At a very young age I knew that being a healer was what I was meant to be. I enjoyed reading the New Testament and learning about Jesus’ healing powers. I would reread and highlight passages about helping the lame to walk and it just resonated so strongly with me. I often pretended to be a doctor and fixed my siblings imaginary injuries and nursed them back to health. Even my dolls had home made casts on them. When I first heard of physical therapy and how they helped people essentially learn how to walk again after and injury or illness, I thought this is what I am meant to do. I started volunteering in my local hospital in the rehabilitation department when I was 16. I was able to see the work behind the scene a bit as I cleaned mats, followed patients with wheel chairs and held cones as a target to help people stand and reach. I liked that the therapists working in the hospital seemed like really nice and caring, down to earth people with good work life balance. It felt like a good fit for me. When I was 18 I began studying PT at UNE.

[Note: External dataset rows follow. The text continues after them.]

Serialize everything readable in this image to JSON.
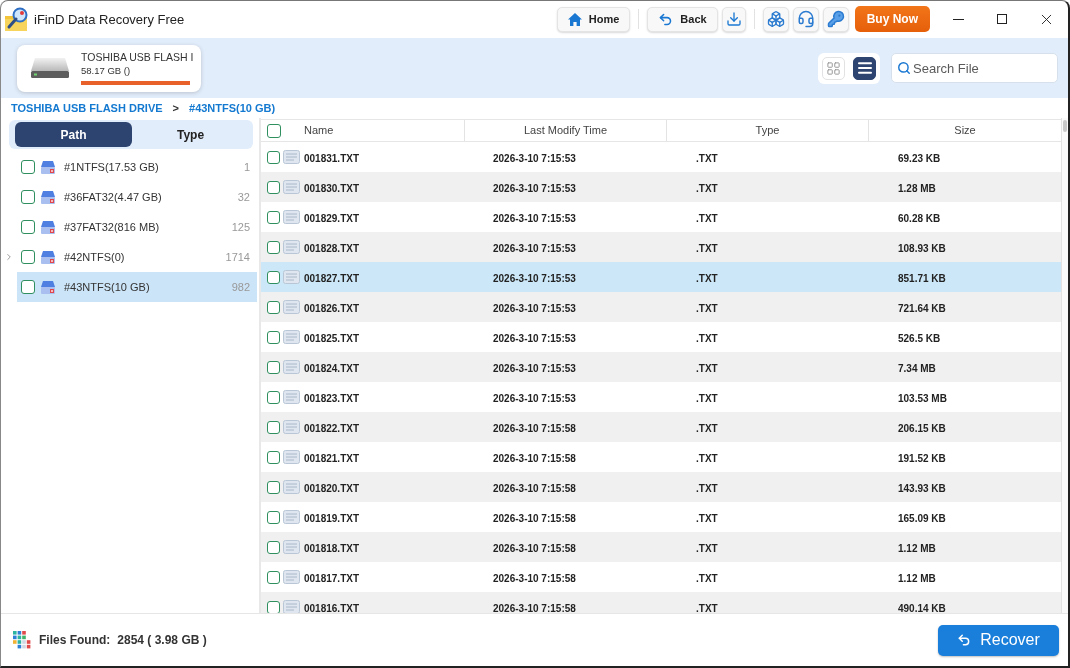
{
  "window": {
    "title": "iFinD Data Recovery Free"
  },
  "toolbar": {
    "groups": [
      [
        {
          "kind": "home",
          "label": "Home"
        }
      ],
      [
        {
          "kind": "back",
          "label": "Back"
        },
        {
          "kind": "download"
        }
      ],
      [
        {
          "kind": "network"
        },
        {
          "kind": "support"
        },
        {
          "kind": "key"
        },
        {
          "kind": "buy",
          "label": "Buy Now"
        }
      ]
    ]
  },
  "drive_card": {
    "name": "TOSHIBA USB FLASH I",
    "capacity": "58.17 GB ()",
    "level": 1
  },
  "view_toggle": [
    {
      "kind": "grid",
      "selected": false
    },
    {
      "kind": "list",
      "selected": true
    }
  ],
  "search": {
    "placeholder": "Search File"
  },
  "breadcrumb": {
    "items": [
      "TOSHIBA USB FLASH DRIVE",
      "#43NTFS(10 GB)"
    ],
    "separator": ">"
  },
  "sidebar": {
    "tabs": [
      {
        "label": "Path",
        "selected": true
      },
      {
        "label": "Type",
        "selected": false
      }
    ],
    "items": [
      {
        "label": "#1NTFS(17.53 GB)",
        "count": "1",
        "checked": false,
        "expandable": false,
        "selected": false
      },
      {
        "label": "#36FAT32(4.47 GB)",
        "count": "32",
        "checked": false,
        "expandable": false,
        "selected": false
      },
      {
        "label": "#37FAT32(816 MB)",
        "count": "125",
        "checked": false,
        "expandable": false,
        "selected": false
      },
      {
        "label": "#42NTFS(0)",
        "count": "1714",
        "checked": false,
        "expandable": true,
        "selected": false
      },
      {
        "label": "#43NTFS(10 GB)",
        "count": "982",
        "checked": false,
        "expandable": false,
        "selected": true
      }
    ]
  },
  "table": {
    "select_all_checked": false,
    "columns": [
      "Name",
      "Last Modify Time",
      "Type",
      "Size"
    ],
    "rows": [
      {
        "name": "001831.TXT",
        "modified": "2026-3-10 7:15:53",
        "type": ".TXT",
        "size": "69.23 KB",
        "checked": false,
        "selected": false
      },
      {
        "name": "001830.TXT",
        "modified": "2026-3-10 7:15:53",
        "type": ".TXT",
        "size": "1.28 MB",
        "checked": false,
        "selected": false
      },
      {
        "name": "001829.TXT",
        "modified": "2026-3-10 7:15:53",
        "type": ".TXT",
        "size": "60.28 KB",
        "checked": false,
        "selected": false
      },
      {
        "name": "001828.TXT",
        "modified": "2026-3-10 7:15:53",
        "type": ".TXT",
        "size": "108.93 KB",
        "checked": false,
        "selected": false
      },
      {
        "name": "001827.TXT",
        "modified": "2026-3-10 7:15:53",
        "type": ".TXT",
        "size": "851.71 KB",
        "checked": false,
        "selected": true
      },
      {
        "name": "001826.TXT",
        "modified": "2026-3-10 7:15:53",
        "type": ".TXT",
        "size": "721.64 KB",
        "checked": false,
        "selected": false
      },
      {
        "name": "001825.TXT",
        "modified": "2026-3-10 7:15:53",
        "type": ".TXT",
        "size": "526.5 KB",
        "checked": false,
        "selected": false
      },
      {
        "name": "001824.TXT",
        "modified": "2026-3-10 7:15:53",
        "type": ".TXT",
        "size": "7.34 MB",
        "checked": false,
        "selected": false
      },
      {
        "name": "001823.TXT",
        "modified": "2026-3-10 7:15:53",
        "type": ".TXT",
        "size": "103.53 MB",
        "checked": false,
        "selected": false
      },
      {
        "name": "001822.TXT",
        "modified": "2026-3-10 7:15:58",
        "type": ".TXT",
        "size": "206.15 KB",
        "checked": false,
        "selected": false
      },
      {
        "name": "001821.TXT",
        "modified": "2026-3-10 7:15:58",
        "type": ".TXT",
        "size": "191.52 KB",
        "checked": false,
        "selected": false
      },
      {
        "name": "001820.TXT",
        "modified": "2026-3-10 7:15:58",
        "type": ".TXT",
        "size": "143.93 KB",
        "checked": false,
        "selected": false
      },
      {
        "name": "001819.TXT",
        "modified": "2026-3-10 7:15:58",
        "type": ".TXT",
        "size": "165.09 KB",
        "checked": false,
        "selected": false
      },
      {
        "name": "001818.TXT",
        "modified": "2026-3-10 7:15:58",
        "type": ".TXT",
        "size": "1.12 MB",
        "checked": false,
        "selected": false
      },
      {
        "name": "001817.TXT",
        "modified": "2026-3-10 7:15:58",
        "type": ".TXT",
        "size": "1.12 MB",
        "checked": false,
        "selected": false
      },
      {
        "name": "001816.TXT",
        "modified": "2026-3-10 7:15:58",
        "type": ".TXT",
        "size": "490.14 KB",
        "checked": false,
        "selected": false
      }
    ]
  },
  "status_bar": {
    "label": "Files Found:",
    "value": "2854 ( 3.98 GB )"
  },
  "recover_button": {
    "label": "Recover"
  }
}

This year will mark my 20th year as a PT. As I look back on the last 20 years of my career I can honestly say I am doing the job that I was meant to do. Every patient that comes into my care is someone who I hope to help on their journey toward wellness. I love helping people to return to whatever it is that they are passionate about. Whether it be running, horseback riding, yoga, knitting or basic daily activities. I want to help people move better, get stronger, prevent future injuries and be able to be their healthiest.

One of the many things that sets us apart at Heritage is the 1:1 time that we spent with patients. I love having an hour to work with people. It allows for time for education, manual therapy and really watching them move as well as providing rehabilitation exercises. No aides. No other patients working out in the same room. No divided attention. Also, to be able to have access to the resources available from the staff in our clinic is amazing. It is a great team approach. In addition, I know medicine can be so myopic. There are no “ankle sprains in room 2” in our clinic. Each individual is looked at holistically. Body, mind and spirit are all interdependent parts of wellness. We are not afraid of talking to patients about life stressors or emotional components that might be affecting their ability to heal. These things are practically taboo in other settings. We want our patients to be well, not just have a rehabbed ankle. I think that healing is so much bigger than that. Our bodies function as a whole and if someone comes in with an ankle sprain we still look at the bigger picture including posture, core strength, movement patterns for example. We want our patients to move well and be well so they can live the lives that they desire. This is what makes coming to work rewarding for me.

On a personal note, I love to laugh and try to find ways to make rehab fun. After all, if your going to be here for an hour shouldn’t it be at least a little fun. Perhaps you’ve had PT somewhere else in the past. If you think rehab is impersonal, boring, painful and downright dreadful, I invite you to come have a different experience at Heritage.
Rita received her degree in Physical Therapy from the University of New England in 1998. She has experience in a variety of settings including outpatient orthopedic manual therapy, acute and skilled rehabilitation and home health. She worked for Mercy Hospital in Portland for 10 years prior to joining Heritage full time.